# Marantz SR6005 Receiver Giveaway Announcement



## Sonnie (Apr 11, 2006)

*Win a Marantz SR6005 A/V Receiver!*








Accessories4less and Home Theater Shack has teamed up to give away our Marantz SR6005 Receiver review unit to one lucky winner!

See our review of the unit here!

See the full details of how to qualify and enter here!

Good luck!


----------



## Sonnie (Apr 11, 2006)

And the winner is...

*tonyvdb*

Congratulations Tony... you are a very lucky man!

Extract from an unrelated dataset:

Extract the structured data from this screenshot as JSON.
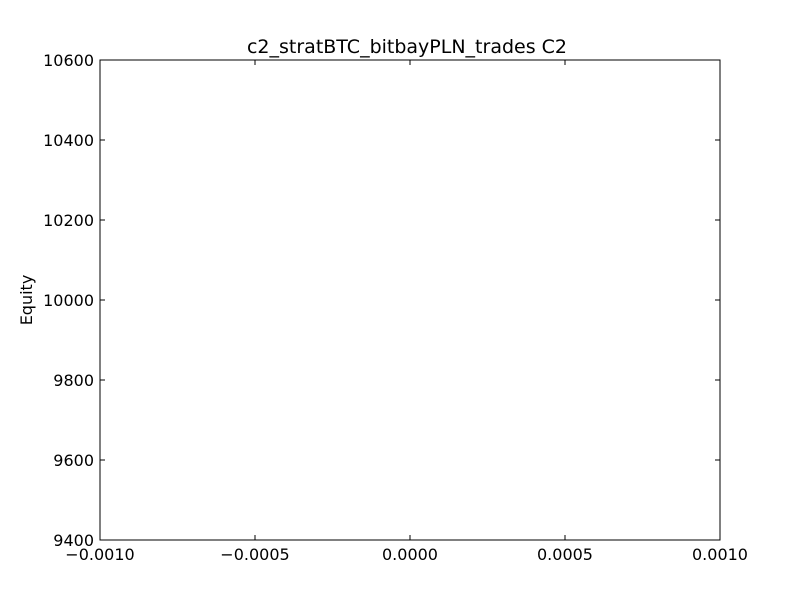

We hope you enjoy your new toy. :yes:


----------



## Gregr (Nov 2, 2010)

Wow 
Wow, Tony nice win! I was hoping to win this along with the RAD DAC that Sonnie and the admin people awarded to me somehow. I was thinking this would be a good match up, but you probably have a DAC in that new SR6005 anyway.

Congrats


----------



## tonyvdb (Sep 5, 2007)

This is all a bit surreal right now, I am so thankful for this


----------



## vann_d (Apr 7, 2009)

I'm happy that a dedicated member won this great prize. Congrats Tony!


----------



## tonyvdb (Sep 5, 2007)

Thanks everyone


----------



## nova (Apr 30, 2006)

Congrats Tony. I can't wait to hear your thoughts on this unit as compared to your Onkyo and Yamaha.


----------



## Owen Bartley (Oct 18, 2006)

Congrats, Tony, looking forward to the review, and I hope the new receiver treats you well!


----------



## moparz10 (Sep 21, 2010)

congrats nice new toy for the holidays.


----------



## Gregr (Nov 2, 2010)

Congrats!

Gotta love it!!!


----------



## erwinbel (Mar 23, 2010)

Congrats!

I'm still smiling because of the Oppo BDP83SE I won last year! Just played The Dark Side Of The Moon Blu-ray on it...


----------



## Infrasonic (Sep 28, 2010)

Congrats Tony!


----------



## engtaz (Jul 9, 2010)

Congrats tonyvdb


----------



## tonyvdb (Sep 5, 2007)

Posted my review of it here if anyone is interested.


----------